|Name||Walcott Primary School|
|Ofsted Inspection Rating||Good|
|Inspection Date||23 September 2014|
|Address||Pinfold Lane, Walcott, Lincoln, Lincolnshire, LN4 3SX|
|Religious Character||Does Not Apply|
|Number of Pupils||75 (52% boys 48% girls)|
|Number of Pupils per Teacher||14.8|
|Percentage Free School Meals||18.7%|
|Percentage English is Not First Language||0%|
Information about this school
This school is much smaller than the average-sized primary school. An average proportion of pupils are known to be eligible for the pupil premium, which provides additional funding for children in the care of the local authority and pupils known to be eligible for free school meals. Almost all pupils are White British. The proportion of disabled pupils and those who have special educational needs who are supported at school action is above average, while the proportion supported at school action plus and with a statement of special educational needs is below average. The school meets the government’s current floor standards, which are the minimum expectations for pupils’ attainment and progress. The school is part of a hard federation with Mrs Mary King’s Church of England Primary School. The two schools share a headteacher and a governing body.

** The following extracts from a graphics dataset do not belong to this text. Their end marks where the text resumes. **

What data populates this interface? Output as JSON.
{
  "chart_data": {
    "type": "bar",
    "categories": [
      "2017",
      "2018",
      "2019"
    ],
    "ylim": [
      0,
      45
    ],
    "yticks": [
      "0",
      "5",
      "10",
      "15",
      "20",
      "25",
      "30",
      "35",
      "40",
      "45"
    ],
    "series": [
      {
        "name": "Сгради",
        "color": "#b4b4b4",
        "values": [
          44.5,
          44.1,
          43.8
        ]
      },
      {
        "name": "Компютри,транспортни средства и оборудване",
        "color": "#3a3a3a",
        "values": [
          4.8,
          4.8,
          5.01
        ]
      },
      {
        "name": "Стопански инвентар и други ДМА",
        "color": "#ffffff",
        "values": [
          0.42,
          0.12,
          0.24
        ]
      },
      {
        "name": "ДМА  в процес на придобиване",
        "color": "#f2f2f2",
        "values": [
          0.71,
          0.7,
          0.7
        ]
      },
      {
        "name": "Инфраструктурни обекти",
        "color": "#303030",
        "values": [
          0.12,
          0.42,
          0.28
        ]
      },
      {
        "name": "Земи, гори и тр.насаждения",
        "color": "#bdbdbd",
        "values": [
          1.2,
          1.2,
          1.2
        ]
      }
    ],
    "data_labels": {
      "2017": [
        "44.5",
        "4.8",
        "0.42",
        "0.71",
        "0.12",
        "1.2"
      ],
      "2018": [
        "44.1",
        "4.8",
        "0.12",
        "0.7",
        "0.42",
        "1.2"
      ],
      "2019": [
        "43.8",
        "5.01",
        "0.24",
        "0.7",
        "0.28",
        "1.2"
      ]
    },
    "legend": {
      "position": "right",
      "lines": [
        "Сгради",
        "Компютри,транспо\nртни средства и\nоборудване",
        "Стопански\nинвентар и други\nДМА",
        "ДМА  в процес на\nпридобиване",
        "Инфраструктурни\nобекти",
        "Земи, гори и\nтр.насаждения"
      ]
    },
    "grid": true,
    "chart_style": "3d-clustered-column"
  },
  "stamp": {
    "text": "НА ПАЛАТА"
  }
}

Summary of key findings for parents and pupils
This is a good school. The headteacher, well supported by the governing body, has brought about improvements in the marking of pupils’ work, in teaching and in pupils’ achievement. Clear ideas for further improvement have been identified and the school is well placed to achieve its goals. Teachers successfully work together in the federation to share ideas, resources and expertise. Staff feel valued and are well supported by good leaders and managers. Pupils achieve well because they are keen to learn and are taught well. Teachers are knowledgeable, make good use of varied resources including information and communication technology and manage their classes very effectively. Pupils behave well, attend school regularly and show kindness and respect to each other, to staff and to visitors. Children enter the Reception class with skills in communication, literacy and numeracy which are often below those typical for their age. They quickly become confident learners, settle into school routines and make good progress. Pupils continue to make good progress as they move through the school and usually reach average standards in tests at the end of Year 6. Pupils’ spiritual, moral, social and cultural development is promoted well. Pupils are well prepared for the next stage of their education and for life in modern Britain. It is not yet an outstanding school because : Work is not always sufficiently demanding for all pupils to enable them to make really rapid progress. Test results in writing are a little below those in other subjects. The language and reading skills of some pupils, particularly in the Early Years Foundation Stage, need further development for them to become even more confident writers. The school website does not meet requirements and is not sufficiently up to date to keep all users fully informed about the school’s work. The school has yet to develop and implement new ways of checking how well pupils are doing following the removal of national curriculum levels.